This discussion is archived
1 2 Previous Next 16 Replies Latest reply: May 16, 2013 5:24 PM by davidp 2 RSS

Less tedious code for creating individual variables from strings?

652774 Newbie
Currently Being Moderated
Hi, we are trying to convert code stored as a long string of 0's and 1's in one variable into separate variables. Currently we have:

var_string
0000
0100
null
1111

create table newtable as select
case when var_string is null then '0' else substr(var_string,1,1) end as var1,
case when var_string null then '0' else substr(var_string,2,1) end as var2,
case when var_string is null then '0' else substr(var_string,3,1) end as var3,
case when var_string is null then '0' else substr(var_string,4,1) end as var4
from oldtable;

Could someone think of a less tedious way to do this? We have several hundred of these and it is tedious to do it this way.

-Mary
  • 1. Re: Less tedious code for creating individual variables from strings?
    rp0428 Guru
    Currently Being Moderated
    >
    Hi, we are trying to convert code stored as a long string of 0's and 1's in one variable into separate variables. Currently we have:

    var_string
    0000
    0100
    null
    1111

    create table newtable as select
    case when var_string is null then '0' else substr(var_string,1,1) end as var1,
    case when var_string null then '0' else substr(var_string,2,1) end as var2,
    case when var_string is null then '0' else substr(var_string,3,1) end as var3,
    case when var_string is null then '0' else substr(var_string,4,1) end as var4
    from oldtable;

    Could someone think of a less tedious way to do this? We have several hundred of these and it is tedious to do it this way.
    >
    No.

    You need to pick each character off separately.

    The table should be created manually using standard DDL. Then you can just insert the data.

    Can you provide more information about the actual problem you are dealing with?

    How did the data wind up that way to begin with? is it really binary data where each digit is ONLY a one or a zero?

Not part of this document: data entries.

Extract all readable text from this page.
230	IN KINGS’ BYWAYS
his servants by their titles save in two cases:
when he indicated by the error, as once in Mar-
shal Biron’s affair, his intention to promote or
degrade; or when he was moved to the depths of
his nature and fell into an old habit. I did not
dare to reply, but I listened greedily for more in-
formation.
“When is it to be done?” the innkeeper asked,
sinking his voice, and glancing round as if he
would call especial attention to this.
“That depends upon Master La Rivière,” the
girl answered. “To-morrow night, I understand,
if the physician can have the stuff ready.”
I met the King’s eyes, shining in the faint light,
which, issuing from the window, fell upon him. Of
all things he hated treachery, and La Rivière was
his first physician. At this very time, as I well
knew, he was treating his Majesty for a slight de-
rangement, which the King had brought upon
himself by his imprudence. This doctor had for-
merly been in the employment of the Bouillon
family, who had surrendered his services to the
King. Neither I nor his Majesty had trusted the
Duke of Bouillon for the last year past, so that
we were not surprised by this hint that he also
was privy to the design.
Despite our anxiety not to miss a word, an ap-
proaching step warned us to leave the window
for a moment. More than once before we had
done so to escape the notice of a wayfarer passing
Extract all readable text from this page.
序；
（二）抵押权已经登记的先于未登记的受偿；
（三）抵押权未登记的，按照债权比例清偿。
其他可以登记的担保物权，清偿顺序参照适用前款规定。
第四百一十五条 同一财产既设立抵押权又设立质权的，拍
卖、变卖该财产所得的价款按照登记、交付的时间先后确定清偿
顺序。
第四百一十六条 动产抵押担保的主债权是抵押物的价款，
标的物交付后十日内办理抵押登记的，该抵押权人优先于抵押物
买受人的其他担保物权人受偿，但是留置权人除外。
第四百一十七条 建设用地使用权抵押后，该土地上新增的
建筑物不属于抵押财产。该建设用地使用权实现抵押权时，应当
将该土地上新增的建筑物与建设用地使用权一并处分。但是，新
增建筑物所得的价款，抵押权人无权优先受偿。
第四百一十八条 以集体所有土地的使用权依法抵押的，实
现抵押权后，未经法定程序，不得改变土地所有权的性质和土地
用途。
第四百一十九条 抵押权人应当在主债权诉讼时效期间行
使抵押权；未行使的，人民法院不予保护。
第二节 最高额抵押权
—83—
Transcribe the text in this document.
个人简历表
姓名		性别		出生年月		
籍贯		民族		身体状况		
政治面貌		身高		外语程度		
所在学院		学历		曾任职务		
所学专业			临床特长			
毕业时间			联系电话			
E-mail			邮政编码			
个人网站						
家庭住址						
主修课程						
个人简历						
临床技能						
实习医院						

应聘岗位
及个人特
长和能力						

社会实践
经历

    Why would you want to store each digit in a separate column? How is the data going to be used AFTER it is stored in the table?
  • 2. Re: Less tedious code for creating individual variables from strings?
    Frank Kulash Guru
    Currently Being Moderated
    Hi, Mary,
    ml23 wrote:
    Hi, we are trying to convert code stored as a long string of 0's and 1's in one variable into separate variables. Currently we have:

    var_string
    0000
    0100
    null
    1111

    create table newtable as select
    case when var_string is null then '0' else substr(var_string,1,1) end as var1,
    case when var_string null then '0' else substr(var_string,2,1) end as var2,
    case when var_string is null then '0' else substr(var_string,3,1) end as var3,
    case when var_string is null then '0' else substr(var_string,4,1) end as var4
    from oldtable;

    Could someone think of a less tedious way to do this? We have several hundred of these and it is tedious to do it this way.
    Do you mean you have hundreds of columns in newtable?
    If so, I don't see any way around having hundreds of expressions.
    They can be a little shorter if you use NVL instead of CASE, like this:
     CREATE TABLE     newtable
    AS
    SELECT     NVL (SUBSTR (var_string, 1, 1), '0')     AS var1
    ,     NVL (SUBSTR (var_string, 2, 1), '0')     AS var2
    ,     NVL (SUBSTR (var_string, 3, 1), '0')     AS var3
    ,     NVL (SUBSTR (var_string, 4, 1), '0')     AS var4
    FROM     oldtable;
    This assumes that, if var_string is not NULL, but is shorter than expected, you want a '0' in the missing column.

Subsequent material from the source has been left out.